Seien wir einmal ehrlich: Haben wir nicht in Deutschland wertvolle Jahre auf dem Weg in eine klimaneutrale Zukunft verschenkt? Und zwar aus technologischer, ökologischer und auch aus ökonomischer Sicht? Deutschland hatte – man denke an die 1990er-Jahre – als damaliger Vorreiter der regenerativen Energieerzeugung das Potenzial, Weltmarktführer zu werden. Chancen geopfert?

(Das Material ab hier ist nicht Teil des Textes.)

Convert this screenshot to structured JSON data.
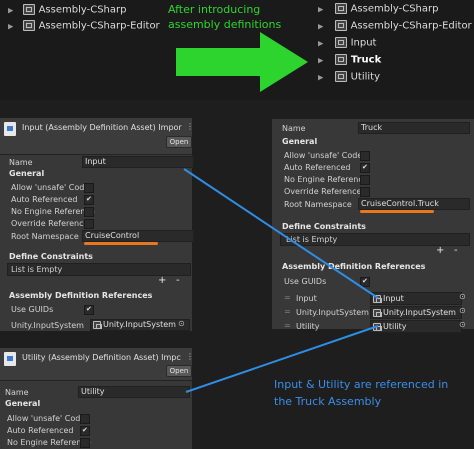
{
  "project_tree_before": {
    "items": [
      {
        "label": "Assembly-CSharp"
      },
      {
        "label": "Assembly-CSharp-Editor"
      }
    ]
  },
  "project_tree_after": {
    "items": [
      {
        "label": "Assembly-CSharp",
        "bold": false
      },
      {
        "label": "Assembly-CSharp-Editor",
        "bold": false
      },
      {
        "label": "Input",
        "bold": false
      },
      {
        "label": "Truck",
        "bold": true
      },
      {
        "label": "Utility",
        "bold": false
      }
    ]
  },
  "arrow_caption": {
    "line1": "After introducing",
    "line2": "assembly definitions"
  },
  "input_inspector": {
    "title": "Input (Assembly Definition Asset) Impor",
    "open_label": "Open",
    "name_label": "Name",
    "name_value": "Input",
    "general_label": "General",
    "allow_unsafe_label": "Allow 'unsafe' Code",
    "auto_referenced_label": "Auto Referenced",
    "no_engine_reference_label": "No Engine Reference",
    "override_references_label": "Override References",
    "root_namespace_label": "Root Namespace",
    "root_namespace_value": "CruiseControl",
    "define_constraints_label": "Define Constraints",
    "list_empty": "List is Empty",
    "plus": "+",
    "minus": "-",
    "asm_refs_label": "Assembly Definition References",
    "use_guids_label": "Use GUIDs",
    "ref_name": "Unity.InputSystem",
    "ref_value": "Unity.InputSystem"
  },
  "truck_inspector": {
    "name_label": "Name",
    "name_value": "Truck",
    "general_label": "General",
    "allow_unsafe_label": "Allow 'unsafe' Code",
    "auto_referenced_label": "Auto Referenced",
    "no_engine_reference_label": "No Engine Reference",
    "override_references_label": "Override References",
    "root_namespace_label": "Root Namespace",
    "root_namespace_value": "CruiseControl.Truck",
    "define_constraints_label": "Define Constraints",
    "list_empty": "List is Empty",
    "plus": "+",
    "minus": "-",
    "asm_refs_label": "Assembly Definition References",
    "use_guids_label": "Use GUIDs",
    "refs": [
      {
        "name": "Input",
        "value": "Input"
      },
      {
        "name": "Unity.InputSystem",
        "value": "Unity.InputSystem"
      },
      {
        "name": "Utility",
        "value": "Utility"
      }
    ]
  },
  "utility_inspector": {
    "title": "Utility (Assembly Definition Asset) Impc",
    "open_label": "Open",
    "name_label": "Name",
    "name_value": "Utility",
    "general_label": "General",
    "allow_unsafe_label": "Allow 'unsafe' Code",
    "auto_referenced_label": "Auto Referenced",
    "no_engine_reference_label": "No Engine Reference"
  },
  "annotation": {
    "line1": "Input & Utility are referenced in",
    "line2": "the Truck Assembly"
  },
  "colors": {
    "arrow": "#2ed42e",
    "annotation_text": "#3a8fe8",
    "connector": "#2f8de4",
    "underline": "#e8781e"
  }
}
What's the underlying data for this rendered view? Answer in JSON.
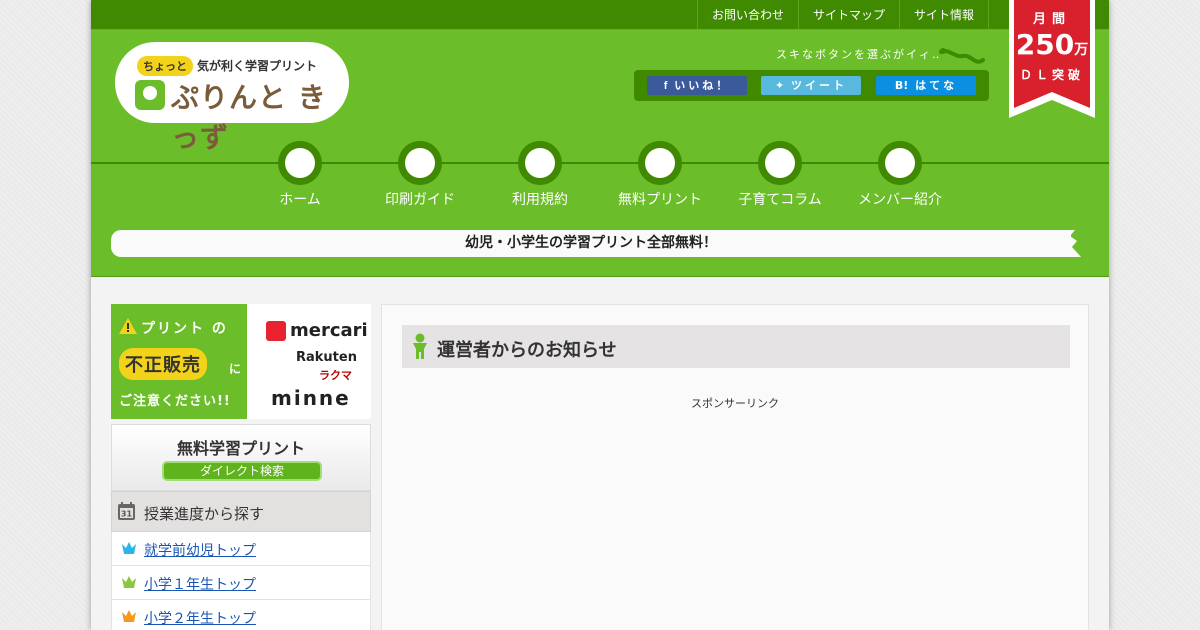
{
  "topnav": [
    "お問い合わせ",
    "サイトマップ",
    "サイト情報"
  ],
  "logo": {
    "tagline_tag": "ちょっと",
    "tagline": "気が利く学習プリント",
    "name": "ぷりんと きっず"
  },
  "share": {
    "caption": "スキなボタンを選ぶがイィ‥",
    "facebook": "いいね！",
    "twitter": "ツイート",
    "hatena": "はてな"
  },
  "ribbon": {
    "line1": "月間",
    "count": "250",
    "unit": "万",
    "line3": "ＤＬ突破"
  },
  "nav": [
    "ホーム",
    "印刷ガイド",
    "利用規約",
    "無料プリント",
    "子育てコラム",
    "メンバー紹介"
  ],
  "banner": "幼児・小学生の学習プリント全部無料！",
  "promo": {
    "line1": "プリント の",
    "highlight": "不正販売",
    "suffix": "に",
    "line3": "ご注意ください!!",
    "brands": [
      "mercari",
      "Rakuten",
      "ラクマ",
      "minne"
    ]
  },
  "sidebar": {
    "search_title": "無料学習プリント",
    "search_button": "ダイレクト検索",
    "section_title": "授業進度から探す",
    "calendar_day": "31",
    "links": [
      "就学前幼児トップ",
      "小学１年生トップ",
      "小学２年生トップ"
    ]
  },
  "content": {
    "title": "運営者からのお知らせ",
    "sponsor": "スポンサーリンク"
  },
  "colors": {
    "header_green": "#6bbd2a",
    "dark_green": "#3f8a00",
    "ribbon_red": "#d9212e",
    "link_blue": "#1a57b4",
    "crown_colors": [
      "#29b6e8",
      "#8cc63f",
      "#f39a1e"
    ]
  }
}
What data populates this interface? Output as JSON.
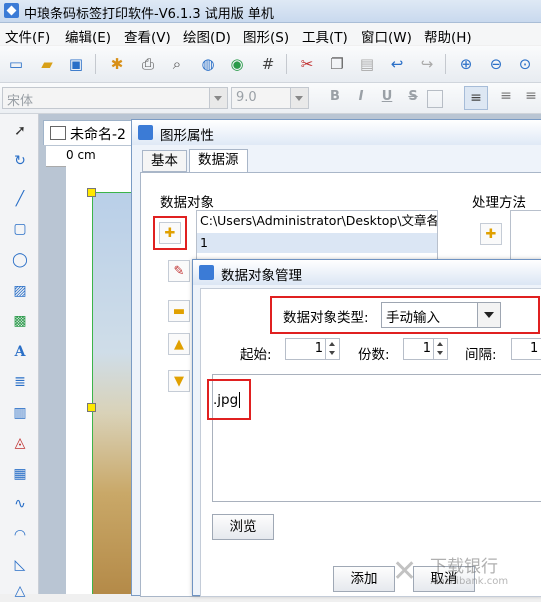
{
  "app": {
    "title": "中琅条码标签打印软件-V6.1.3 试用版 单机"
  },
  "menu": [
    "文件(F)",
    "编辑(E)",
    "查看(V)",
    "绘图(D)",
    "图形(S)",
    "工具(T)",
    "窗口(W)",
    "帮助(H)"
  ],
  "format_bar": {
    "font_name": "宋体",
    "font_size": "9.0",
    "bold": "B",
    "italic": "I",
    "underline": "U",
    "strike": "S"
  },
  "document": {
    "tab_title": "未命名-2",
    "ruler_label": "0 cm"
  },
  "graphic_props": {
    "title": "图形属性",
    "tabs": [
      "基本",
      "数据源"
    ],
    "data_object_label": "数据对象",
    "processing_label": "处理方法",
    "data_rows": [
      "C:\\Users\\Administrator\\Desktop\\文章各",
      "1"
    ]
  },
  "data_mgmt": {
    "title": "数据对象管理",
    "type_label": "数据对象类型:",
    "type_value": "手动输入",
    "start_label": "起始:",
    "start_value": "1",
    "copies_label": "份数:",
    "copies_value": "1",
    "interval_label": "间隔:",
    "interval_value": "1",
    "text_content": ".jpg",
    "browse_label": "浏览",
    "add_label": "添加",
    "cancel_label": "取消"
  },
  "watermark": {
    "text": "下载银行",
    "sub": "xiazaibank.com"
  },
  "colors": {
    "highlight_red": "#e02020",
    "list_selection": "#dbe6f4"
  }
}
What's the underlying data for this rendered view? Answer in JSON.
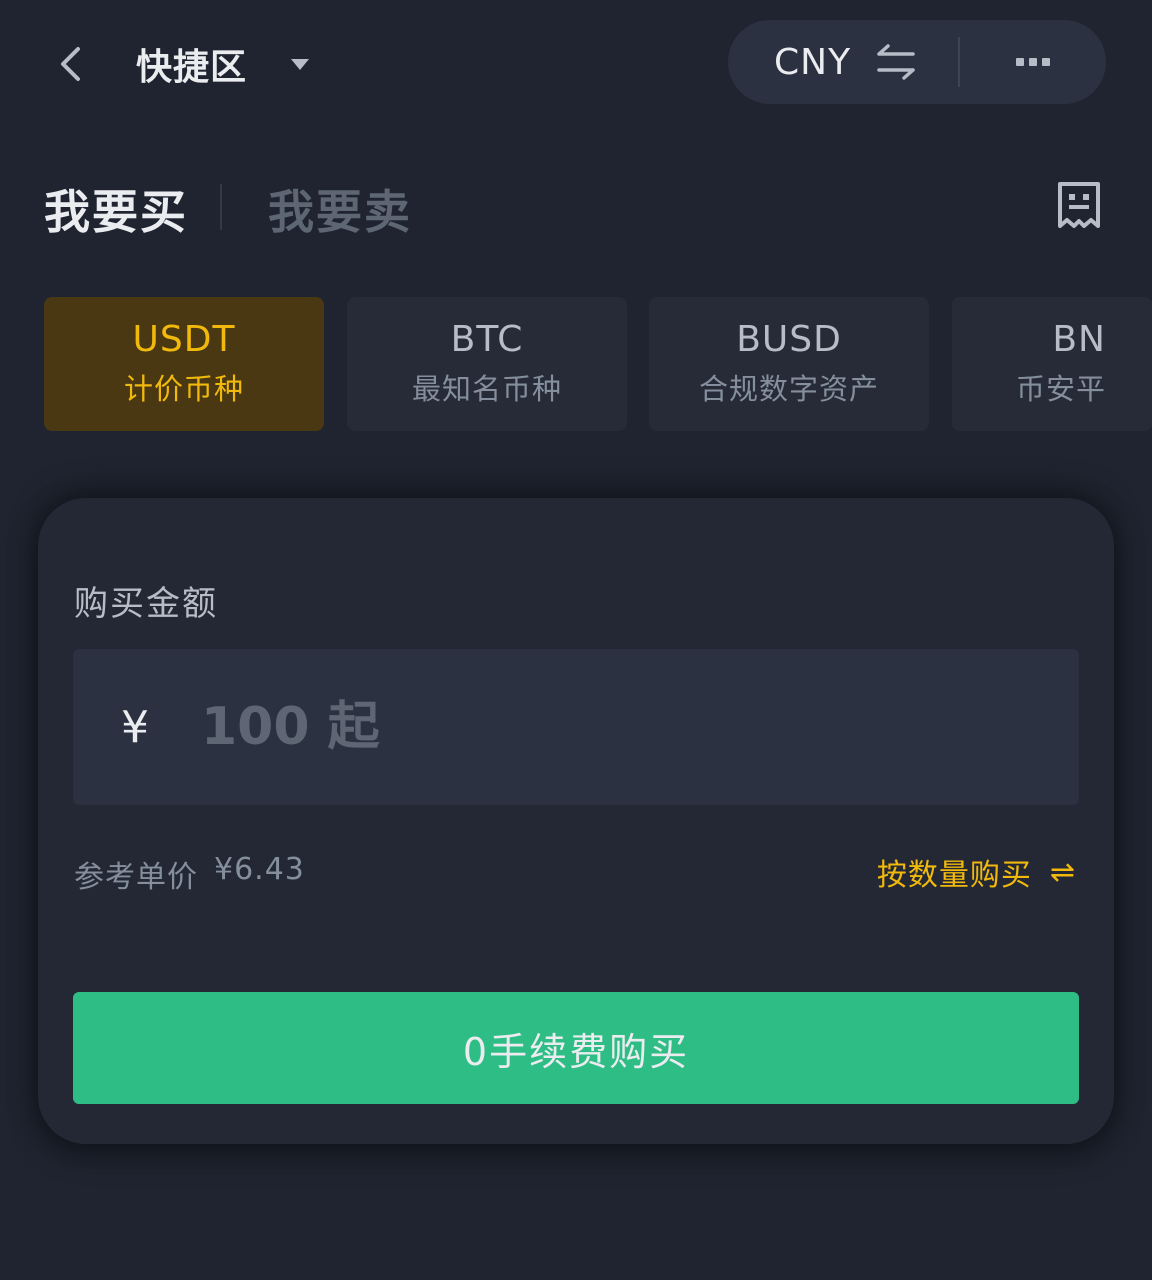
{
  "header": {
    "title": "快捷区",
    "currency": "CNY"
  },
  "tabs": {
    "buy": "我要买",
    "sell": "我要卖"
  },
  "coins": [
    {
      "name": "USDT",
      "desc": "计价币种",
      "active": true
    },
    {
      "name": "BTC",
      "desc": "最知名币种",
      "active": false
    },
    {
      "name": "BUSD",
      "desc": "合规数字资产",
      "active": false
    },
    {
      "name": "BN",
      "desc": "币安平",
      "active": false
    }
  ],
  "form": {
    "amount_label": "购买金额",
    "currency_symbol": "¥",
    "amount_placeholder": "100 起",
    "ref_price_label": "参考单价",
    "ref_price_value": "¥6.43",
    "by_quantity_label": "按数量购买",
    "by_quantity_icon": "⇌",
    "buy_button": "0手续费购买"
  },
  "colors": {
    "background": "#1f2430",
    "accent": "#f0b90b",
    "buy_green": "#2ebd85",
    "active_card": "#4a3812"
  }
}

Es waren und sind "hausgemachte"" Gründe. Das sind der gesteuerte Niedergang der deutschen Solarindustrie, die nur träge Digitalisierung der Netze, der notwendige, aber im Genehmigungs-Dschungel steckende Netzausbau und die fachlich oft inkompetenten Diskussionen rund um den Verlust von stabilisierenden rotierenden Massen im Erzeugungssystem. Oder auch die Abstandsregeln für Windräder, ein ewiges Hin und Her um eine deutsche Wasserstoffstrategie und die nur träge durchsickernde Erkenntnis, dass auch der Wärme-, Transport- und der Industriesektor zwingend zu dekarbonisieren sind. Die Liste ließe sich fortführen. Die Konsequenz aus all dem: Heute scheinen es eher andere Nationen zu sein, die sich als Wegbereiter einer klimaneutralen Zukunft profilieren. Chancen verspielt?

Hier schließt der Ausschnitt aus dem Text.